Chapitre 1
― Et merde !
Le sapin git au sol dans une mare d'aiguilles et de paillettes. Toutes mes jolies boules en verre ont explosées dans un grand fracas. Je ne peux que constater l'étendue des dégâts. J'avais tout juste fini d'accrocher fièrement l'étoile au sommet du conifère lorsque, ô idée combien stupide, j'ai décidé de décaler le pied de l'arbre de quelques centimètres. Le sapin s'est mis à pencher dangereusement et je n'ai rien pu faire pour arrêter sa chute. Bon, d'accord, j'aurai pu tenter de le rattraper, j'ai même essayé, mais merde, les aiguilles, ça pique. Bref, toujours est-il que toute ma déco est à recommencer.
Je jure comme un charretier et remettant l'arbre droit. Toutes les guirlandes pendouillent lamentablement. Le hall d'entrée que je suis censée décorer est tellement vaste, avec ses murs de deux mètres sous plafond et sa grande porte cochère en bois, que j'en ai pour la journée. Je retourne dans la loge de conciergerie chercher de quoi ramasser les morceaux de verre et paillettes. J'ai à peine terminé qu'un courant d'air se fait sentir dans mon dos. J'entends un claquement dans l'entrée et une voix teintée d'ironie s'adresser à moi :
― Très joli sapin !
Un des habitants de ce vieil hôtel particulier parisien observe mon «œuvre » avec un petit sourire en coin. Derrière ses lunettes, ses yeux pétillent de malice, il a encore le nez rougi par le froid de canard de ce début décembre et ses cheveux noirs en bataille sont ébouriffés par le vent. Qu'est-ce qu'il me veut, Clark Kent ? Je n'ai pas le temps de penser à une répartie cinglante que le gars en question est déjà en train de monter les escaliers en colimaçon. Je reluque un moment son postérieur, tout aussi charmant que son sourire, avant de reprendre mes esprits. Connard !
Je me retourne vers le sapin. C'est vrai qu'il ne ressemble plus à grand-chose. Sauf que l'envie de décorer m'est passée aussi subitement que passait le bus n°18 devant moi lorsque j'étais en retard à mon ancien boulot. Bref, je n'ai plus de motivation. Je réarrange tant bien que mal les quelques guirlandes et répartis les boules restantes. Ça fera l'affaire. Toute façon, ce n'est pas mon métier !
Voilà deux jours que j'ai pris ce poste au pied levé. Tout ça à cause de ma mère et sa stupide manie de monter sur des escabeaux. Bref, elle a glissé et se retrouve hospitalisée pour trois semaines après une fracture et une pose de broches au genou. Qu'est ce qui m'a pris d'accepter aussi ? Bon, soyons honnêtes, ce n'est pas comme si j'avais vraiment eu le choix non plus. Elle m'a eu par surprise.

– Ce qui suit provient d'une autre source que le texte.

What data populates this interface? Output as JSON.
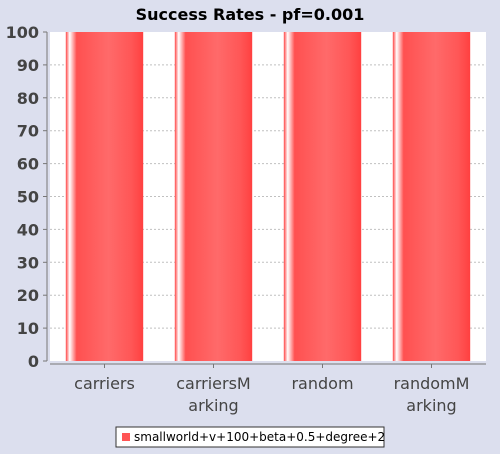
{
  "chart_data": {
    "type": "bar",
    "title": "Success Rates - pf=0.001",
    "xlabel": "",
    "ylabel": "",
    "categories": [
      [
        "carriers"
      ],
      [
        "carriersM",
        "arking"
      ],
      [
        "random"
      ],
      [
        "randomM",
        "arking"
      ]
    ],
    "series": [
      {
        "name": "smallworld+v+100+beta+0.5+degree+2",
        "values": [
          100,
          100,
          100,
          100
        ],
        "color": "#ff5555"
      }
    ],
    "ylim": [
      0,
      100
    ],
    "yticks": [
      0,
      10,
      20,
      30,
      40,
      50,
      60,
      70,
      80,
      90,
      100
    ],
    "grid": true,
    "legend_position": "bottom"
  }
}
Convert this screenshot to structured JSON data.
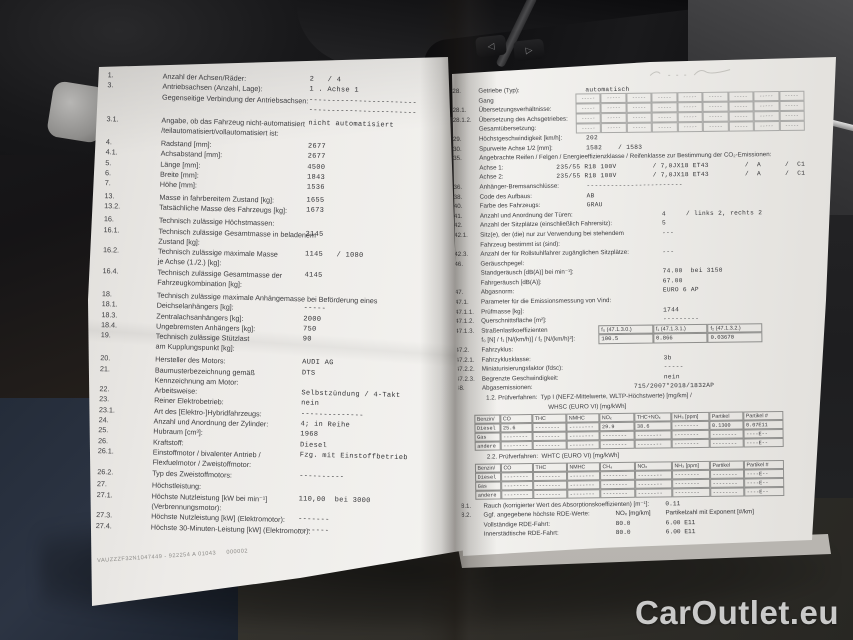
{
  "watermark": "CarOutlet.eu",
  "scene": {
    "left_arrow": "◁",
    "right_arrow": "▷"
  },
  "left_page": {
    "rows": [
      {
        "num": "1.",
        "l1": "Anzahl der Achsen/Räder:",
        "v1": "2   / 4"
      },
      {
        "num": "3.",
        "l1": "Antriebsachsen (Anzahl, Lage):",
        "v1": "1 . Achse 1"
      },
      {
        "l1": "Gegenseitige Verbindung der Antriebsachsen:",
        "v1": "------------------------",
        "l2": " ",
        "v2": "------------------------"
      },
      {
        "num": "3.1.",
        "l1": "Angabe, ob das Fahrzeug nicht-automatisiert",
        "v1": "nicht automatisiert",
        "l2": "/teilautomatisiert/vollautomatisiert ist:",
        "gap": 1
      },
      {
        "num": "4.",
        "l1": "Radstand [mm]:",
        "v1": "2677",
        "gap": 1
      },
      {
        "num": "4.1.",
        "l1": "Achsabstand [mm]:",
        "v1": "2677"
      },
      {
        "num": "5.",
        "l1": "Länge [mm]:",
        "v1": "4500"
      },
      {
        "num": "6.",
        "l1": "Breite [mm]:",
        "v1": "1843"
      },
      {
        "num": "7.",
        "l1": "Höhe [mm]:",
        "v1": "1536"
      },
      {
        "num": "13.",
        "l1": "Masse in fahrbereitem Zustand [kg]:",
        "v1": "1655",
        "gap": 1
      },
      {
        "num": "13.2.",
        "l1": "Tatsächliche Masse des Fahrzeugs [kg]:",
        "v1": "1673"
      },
      {
        "num": "16.",
        "l1": "Technisch zulässige Höchstmassen:",
        "gap": 1
      },
      {
        "num": "16.1.",
        "l1": "Technisch zulässige Gesamtmasse in beladenem",
        "v1": "2145",
        "l2": "Zustand [kg]:"
      },
      {
        "num": "16.2.",
        "l1": "Technisch zulässige maximale Masse",
        "v1": "1145   / 1080",
        "l2": "je Achse (1./2.) [kg]:"
      },
      {
        "num": "16.4.",
        "l1": "Technisch zulässige Gesamtmasse der",
        "v1": "4145",
        "l2": "Fahrzeugkombination [kg]:"
      },
      {
        "num": "18.",
        "l1": "Technisch zulässige maximale Anhängemasse bei Beförderung eines",
        "gap": 1
      },
      {
        "num": "18.1.",
        "l1": "Deichselanhängers [kg]:",
        "v1": "-----"
      },
      {
        "num": "18.3.",
        "l1": "Zentralachsanhängers [kg]:",
        "v1": "2000"
      },
      {
        "num": "18.4.",
        "l1": "Ungebremsten Anhängers [kg]:",
        "v1": "750"
      },
      {
        "num": "19.",
        "l1": "Technisch zulässige Stützlast",
        "v1": "90",
        "l2": "am Kupplungspunkt [kg]:"
      },
      {
        "num": "20.",
        "l1": "Hersteller des Motors:",
        "v1": "AUDI AG",
        "gap": 1
      },
      {
        "num": "21.",
        "l1": "Baumusterbezeichnung gemäß",
        "v1": "DTS",
        "l2": "Kennzeichnung am Motor:"
      },
      {
        "num": "22.",
        "l1": "Arbeitsweise:",
        "v1": "Selbstzündung / 4-Takt"
      },
      {
        "num": "23.",
        "l1": "Reiner Elektrobetrieb:",
        "v1": "nein"
      },
      {
        "num": "23.1.",
        "l1": "Art des [Elektro-]Hybridfahrzeugs:",
        "v1": "--------------"
      },
      {
        "num": "24.",
        "l1": "Anzahl und Anordnung der Zylinder:",
        "v1": "4; in Reihe"
      },
      {
        "num": "25.",
        "l1": "Hubraum [cm³]:",
        "v1": "1968"
      },
      {
        "num": "26.",
        "l1": "Kraftstoff:",
        "v1": "Diesel"
      },
      {
        "num": "26.1.",
        "l1": "Einstoffmotor / bivalenter Antrieb /",
        "v1": "Fzg. mit Einstoffbetrieb",
        "l2": "Flexfuelmotor / Zweistoffmotor:"
      },
      {
        "num": "26.2.",
        "l1": "Typ des Zweistoffmotors:",
        "v1": "----------"
      },
      {
        "num": "27.",
        "l1": "Höchstleistung:",
        "gap": 1
      },
      {
        "num": "27.1.",
        "l1": "Höchste Nutzleistung [kW bei min⁻¹]",
        "v1": "110,00  bei 3000",
        "l2": "(Verbrennungsmotor):"
      },
      {
        "num": "27.3.",
        "l1": "Höchste Nutzleistung [kW] (Elektromotor):",
        "v1": "-------"
      },
      {
        "num": "27.4.",
        "l1": "Höchste 30-Minuten-Leistung [kW] (Elektromotor):",
        "v1": "-------"
      }
    ],
    "serial": "VAUZZZF32N1047449 - 922254 A 01043     000002"
  },
  "right_page": {
    "intro_row": {
      "num": "28.",
      "label": "Getriebe (Typ):",
      "value": "automatisch"
    },
    "gear_rows": [
      {
        "l1": "Gang"
      },
      {
        "num": "28.1.",
        "l1": "Übersetzungsverhältnisse:"
      },
      {
        "num": "28.1.2.",
        "l1": "Übersetzung des Achsgetriebes:"
      },
      {
        "l1": "Gesamtübersetzung:"
      }
    ],
    "gear_grid": [
      [
        "-----",
        "-----",
        "-----",
        "-----",
        "-----",
        "-----",
        "-----",
        "-----",
        "-----"
      ],
      [
        "-----",
        "-----",
        "-----",
        "-----",
        "-----",
        "-----",
        "-----",
        "-----",
        "-----"
      ],
      [
        "-----",
        "-----",
        "-----",
        "-----",
        "-----",
        "-----",
        "-----",
        "-----",
        "-----"
      ],
      [
        "-----",
        "-----",
        "-----",
        "-----",
        "-----",
        "-----",
        "-----",
        "-----",
        "-----"
      ]
    ],
    "rows_a": [
      {
        "num": "29.",
        "l1": "Höchstgeschwindigkeit [km/h]:",
        "v1": "202",
        "vpos": "mid"
      },
      {
        "num": "30.",
        "l1": "Spurweite Achse 1/2 [mm]:",
        "v1": "1582    / 1583",
        "vpos": "mid"
      },
      {
        "num": "35.",
        "l1": "Angebrachte Reifen / Felgen / Energieeffizienzklasse / Reifenklasse zur Bestimmung der CO₂-Emissionen:",
        "wide": 1
      },
      {
        "l1": "Achse 1:",
        "v1": "235/55 R18 100V         / 7,0JX18 ET43         /  A      /  C1",
        "vpos": "near"
      },
      {
        "l1": "Achse 2:",
        "v1": "235/55 R18 100V         / 7,0JX18 ET43         /  A      /  C1",
        "vpos": "near"
      },
      {
        "num": "36.",
        "l1": "Anhänger-Bremsanschlüsse:",
        "v1": "------------------------",
        "vpos": "mid"
      },
      {
        "num": "38.",
        "l1": "Code des Aufbaus:",
        "v1": "AB",
        "vpos": "mid"
      },
      {
        "num": "40.",
        "l1": "Farbe des Fahrzeugs:",
        "v1": "GRAU",
        "vpos": "mid"
      },
      {
        "num": "41.",
        "l1": "Anzahl und Anordnung der Türen:",
        "v1": "4     / links 2, rechts 2",
        "vpos": "farr"
      },
      {
        "num": "42.",
        "l1": "Anzahl der Sitzplätze (einschließlich Fahrersitz):",
        "v1": "5",
        "vpos": "farr"
      },
      {
        "num": "42.1.",
        "l1": "Sitz(e), der (die) nur zur Verwendung bei stehendem",
        "v1": "---",
        "l2": "Fahrzeug bestimmt ist (sind):",
        "vpos": "farr"
      },
      {
        "num": "42.3.",
        "l1": "Anzahl der für Rollstuhlfahrer zugänglichen Sitzplätze:",
        "v1": "---",
        "vpos": "farr"
      },
      {
        "num": "46.",
        "l1": "Geräuschpegel:"
      },
      {
        "l1": "Standgeräusch [dB(A)] bei min⁻¹]:",
        "v1": "74.00  bei 3150",
        "vpos": "farr"
      },
      {
        "l1": "Fahrgeräusch [dB(A)]:",
        "v1": "67.00",
        "vpos": "farr"
      },
      {
        "num": "47.",
        "l1": "Abgasnorm:",
        "v1": "EURO 6 AP",
        "vpos": "farr"
      },
      {
        "num": "47.1.",
        "l1": "Parameter für die Emissionsmessung von Vind:"
      },
      {
        "num": "47.1.1.",
        "l1": "Prüfmasse [kg]:",
        "v1": "1744",
        "vpos": "farr"
      },
      {
        "num": "47.1.2.",
        "l1": "Querschnittsfläche [m²]:",
        "v1": "---------",
        "vpos": "farr"
      }
    ],
    "road_row": {
      "num": "47.1.3.",
      "label1": "Straßenlastkoeffizienten",
      "label2": "f₀ [N] / f₁ [N/(km/h)] / f₂ [N/(km/h)²]:"
    },
    "road_table": [
      [
        "f₀ (47.1.3.0.)",
        "f₁ (47.1.3.1.)",
        "f₂ (47.1.3.2.)"
      ],
      [
        "100.5",
        "0.866",
        "0.03670"
      ]
    ],
    "rows_b": [
      {
        "num": "47.2.",
        "l1": "Fahrzyklus:"
      },
      {
        "num": "47.2.1.",
        "l1": "Fahrzyklusklasse:",
        "v1": "3b",
        "vpos": "farr"
      },
      {
        "num": "47.2.2.",
        "l1": "Miniaturisierungsfaktor (fdsc):",
        "v1": "-----",
        "vpos": "farr"
      },
      {
        "num": "47.2.3.",
        "l1": "Begrenzte Geschwindigkeit:",
        "v1": "nein",
        "vpos": "farr"
      },
      {
        "num": "48.",
        "l1": "Abgasemissionen:",
        "v1": "715/2007*2018/1832AP",
        "vpos": "far"
      }
    ],
    "test12": {
      "line1": "1.2. Prüfverfahren:  Typ I (NEFZ-Mittelwerte, WLTP-Höchstwerte) [mg/km] /",
      "line2": "WHSC (EURO VI) [mg/kWh]",
      "table": [
        [
          "Benzin/",
          "CO",
          "THC",
          "NMHC",
          "NOₓ",
          "THC+NOₓ",
          "NH₃ [ppm]",
          "Partikel",
          "Partikel #"
        ],
        [
          "Diesel",
          "25.6",
          "--------",
          "--------",
          "29.9",
          "38.6",
          "--------",
          "0.1300",
          "0.07E11"
        ],
        [
          "Gas",
          "--------",
          "--------",
          "--------",
          "--------",
          "--------",
          "--------",
          "--------",
          "----E--"
        ],
        [
          "andere",
          "--------",
          "--------",
          "--------",
          "--------",
          "--------",
          "--------",
          "--------",
          "----E--"
        ]
      ]
    },
    "test22": {
      "line1": "2.2. Prüfverfahren:  WHTC (EURO VI) [mg/kWh]",
      "table": [
        [
          "Benzin/",
          "CO",
          "THC",
          "NMHC",
          "CH₄",
          "NOₓ",
          "NH₃ [ppm]",
          "Partikel",
          "Partikel #"
        ],
        [
          "Diesel",
          "--------",
          "--------",
          "--------",
          "--------",
          "--------",
          "--------",
          "--------",
          "----E--"
        ],
        [
          "Gas",
          "--------",
          "--------",
          "--------",
          "--------",
          "--------",
          "--------",
          "--------",
          "----E--"
        ],
        [
          "andere",
          "--------",
          "--------",
          "--------",
          "--------",
          "--------",
          "--------",
          "--------",
          "----E--"
        ]
      ]
    },
    "rows_c": [
      {
        "num": "48.1.",
        "l1": "Rauch (korrigierter Wert des Absorptionskoeffizienten) [m⁻¹]:",
        "c2": "0.11"
      },
      {
        "num": "48.2.",
        "l1": "Ggf. angegebene höchste RDE-Werte:",
        "c1": "NOₓ [mg/km]",
        "c2": "Partikelzahl mit Exponent [#/km]",
        "hdr": 1
      },
      {
        "l1": "Vollständige RDE-Fahrt:",
        "c1": "80.0",
        "c2": "6.00 E11"
      },
      {
        "l1": "Innerstädtische RDE-Fahrt:",
        "c1": "80.0",
        "c2": "6.00 E11"
      }
    ]
  }
}
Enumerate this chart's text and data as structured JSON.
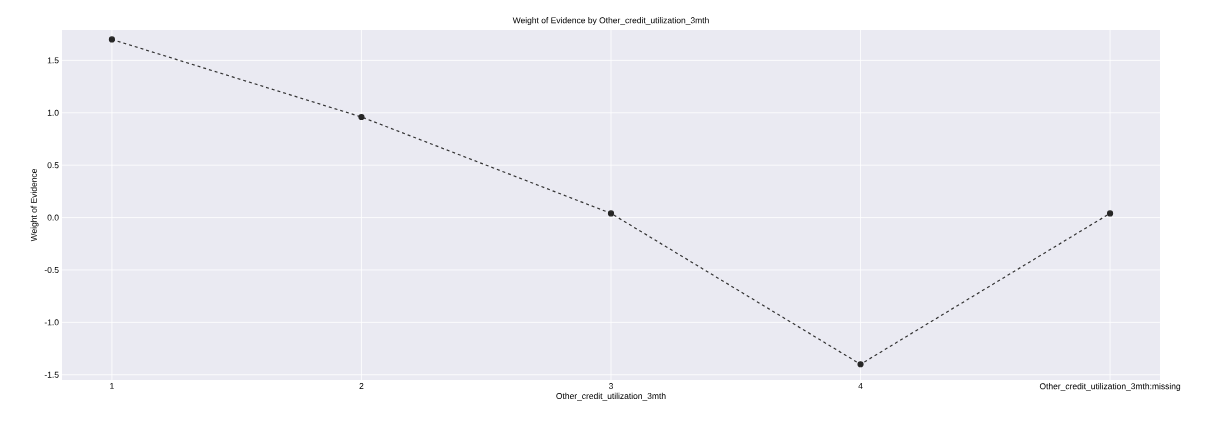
{
  "chart_data": {
    "type": "line",
    "title": "Weight of Evidence by Other_credit_utilization_3mth",
    "xlabel": "Other_credit_utilization_3mth",
    "ylabel": "Weight of Evidence",
    "categories": [
      "1",
      "2",
      "3",
      "4",
      "Other_credit_utilization_3mth:missing"
    ],
    "values": [
      1.7,
      0.96,
      0.04,
      -1.4,
      0.04
    ],
    "color": "#333333",
    "marker": "circle",
    "line_style": "dashed",
    "grid": true,
    "ylim": [
      -1.55,
      1.79
    ],
    "yticks": [
      {
        "value": -1.5,
        "label": "-1.5"
      },
      {
        "value": -1.0,
        "label": "-1.0"
      },
      {
        "value": -0.5,
        "label": "-0.5"
      },
      {
        "value": 0.0,
        "label": "0.0"
      },
      {
        "value": 0.5,
        "label": "0.5"
      },
      {
        "value": 1.0,
        "label": "1.0"
      },
      {
        "value": 1.5,
        "label": "1.5"
      }
    ]
  }
}
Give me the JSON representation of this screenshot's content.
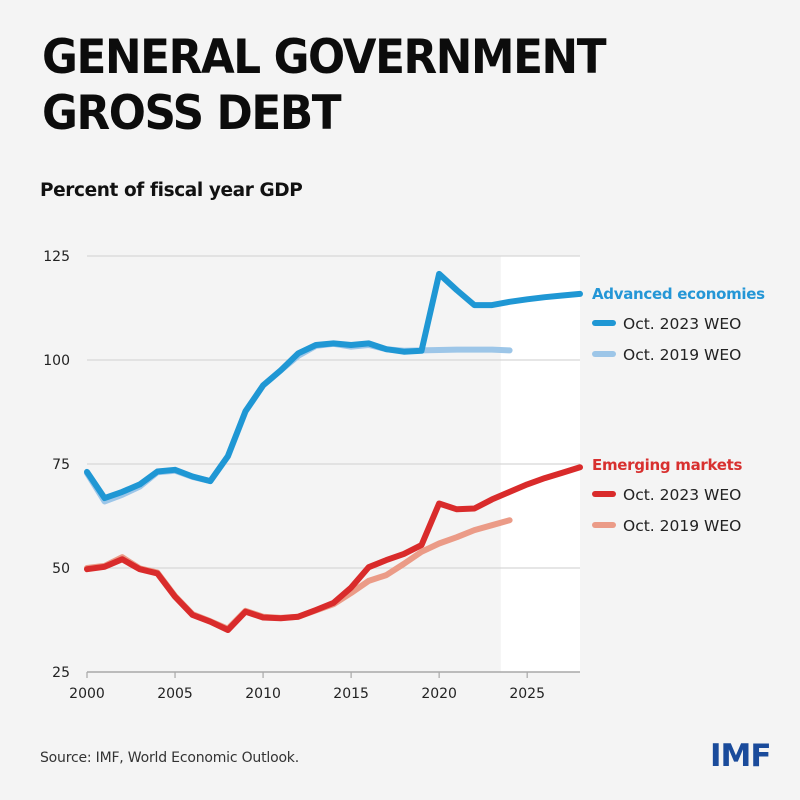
{
  "header": {
    "title_line1": "GENERAL GOVERNMENT",
    "title_line2": "GROSS DEBT",
    "subtitle": "Percent of fiscal year GDP"
  },
  "footer": {
    "source": "Source: IMF, World Economic Outlook.",
    "logo": "IMF",
    "logo_color": "#1a4b9b"
  },
  "chart_data": {
    "type": "line",
    "title": "GENERAL GOVERNMENT GROSS DEBT",
    "subtitle": "Percent of fiscal year GDP",
    "xlabel": "",
    "ylabel": "Percent of fiscal year GDP",
    "xlim": [
      2000,
      2028
    ],
    "ylim": [
      25,
      125
    ],
    "x_ticks": [
      2000,
      2005,
      2010,
      2015,
      2020,
      2025
    ],
    "y_ticks": [
      25,
      50,
      75,
      100,
      125
    ],
    "grid": "horizontal",
    "projection_shading_from": 2023.5,
    "legend_placement": "right",
    "groups": [
      {
        "name": "Advanced economies",
        "color": "#2496d6",
        "series": [
          {
            "name": "Oct. 2019 WEO",
            "color": "#9dc6e8",
            "x": [
              2000,
              2001,
              2002,
              2003,
              2004,
              2005,
              2006,
              2007,
              2008,
              2009,
              2010,
              2011,
              2012,
              2013,
              2014,
              2015,
              2016,
              2017,
              2018,
              2019,
              2020,
              2021,
              2022,
              2023,
              2024
            ],
            "values": [
              72.8,
              66.0,
              67.6,
              69.6,
              73.0,
              73.4,
              71.9,
              70.9,
              76.8,
              87.6,
              93.9,
              97.5,
              101.0,
              103.4,
              103.9,
              103.2,
              103.6,
              102.6,
              102.2,
              102.3,
              102.4,
              102.5,
              102.5,
              102.5,
              102.3
            ]
          },
          {
            "name": "Oct. 2023 WEO",
            "color": "#1f97d4",
            "x": [
              2000,
              2001,
              2002,
              2003,
              2004,
              2005,
              2006,
              2007,
              2008,
              2009,
              2010,
              2011,
              2012,
              2013,
              2014,
              2015,
              2016,
              2017,
              2018,
              2019,
              2020,
              2021,
              2022,
              2023,
              2024,
              2025,
              2026,
              2027,
              2028
            ],
            "values": [
              73.1,
              66.8,
              68.3,
              70.1,
              73.2,
              73.6,
              72.0,
              70.9,
              76.9,
              87.7,
              93.9,
              97.5,
              101.6,
              103.6,
              104.0,
              103.6,
              104.0,
              102.6,
              102.0,
              102.2,
              120.7,
              116.8,
              113.2,
              113.2,
              114.0,
              114.6,
              115.1,
              115.5,
              115.9
            ]
          }
        ]
      },
      {
        "name": "Emerging markets",
        "color": "#d8302f",
        "series": [
          {
            "name": "Oct. 2019 WEO",
            "color": "#eb9b87",
            "x": [
              2000,
              2001,
              2002,
              2003,
              2004,
              2005,
              2006,
              2007,
              2008,
              2009,
              2010,
              2011,
              2012,
              2013,
              2014,
              2015,
              2016,
              2017,
              2018,
              2019,
              2020,
              2021,
              2022,
              2023,
              2024
            ],
            "values": [
              50.0,
              50.5,
              52.6,
              49.9,
              48.9,
              43.3,
              38.9,
              37.2,
              35.4,
              39.7,
              38.3,
              38.0,
              38.3,
              39.8,
              41.3,
              44.0,
              46.9,
              48.3,
              51.0,
              53.9,
              55.9,
              57.4,
              59.1,
              60.3,
              61.5
            ]
          },
          {
            "name": "Oct. 2023 WEO",
            "color": "#d92b2b",
            "x": [
              2000,
              2001,
              2002,
              2003,
              2004,
              2005,
              2006,
              2007,
              2008,
              2009,
              2010,
              2011,
              2012,
              2013,
              2014,
              2015,
              2016,
              2017,
              2018,
              2019,
              2020,
              2021,
              2022,
              2023,
              2024,
              2025,
              2026,
              2027,
              2028
            ],
            "values": [
              49.7,
              50.3,
              52.1,
              49.7,
              48.7,
              43.1,
              38.7,
              37.1,
              35.1,
              39.5,
              38.1,
              37.9,
              38.3,
              39.9,
              41.6,
              45.3,
              50.2,
              51.9,
              53.4,
              55.5,
              65.5,
              64.1,
              64.3,
              66.5,
              68.3,
              70.1,
              71.6,
              72.9,
              74.2
            ]
          }
        ]
      }
    ]
  }
}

― Ma chérie, j'ai eu mon employeur et c'est arrangé.
― Je peux savoir ce qui est arrangé ?
― Tu vas me remplacer à la conciergerie !
C'était le moment où je m'étais étouffée avec mon biscuit. J'avais d'abord tenté de jouer les étonnées :
― Comment ça ?
― Je ne peux pas laisser mes résidents seuls, qui va s'occuper de l'immeuble si je ne suis pas là ? En plus pendant la période des fêtes, c'est impossible. Puis t'es au chômage, sans appartement, célibataire, sans enfants, tu n'as rien de mieux à faire, tu peux bien faire ça pour ta mère !
Clairement un coup bas ! Je suis encore trentenaire et dans la fleur de l'âge, j'ai largement le temps... Et la colocation c'est très tendance. Je tente vainement de protester :
― Mais Poppy ? Je dois m'en occuper, ce n'est pas possible...
― Tu parles de ton poisson rouge, là ? Laisse-moi rire. Allez Nina, je les rappelle, je leur dis que tu arrives dans deux jours. Bisous.
Et elle avait raccroché.
Dans son appartement qui jouxte la loge, je m'affale sur le petit sofa rouge recouverts de napperons brodés et pousse un soupir. Poppy tourne dans son bocal, indifférent à mon triste sort. Trois semaines, ce n'est pas long. Ça devrait le faire.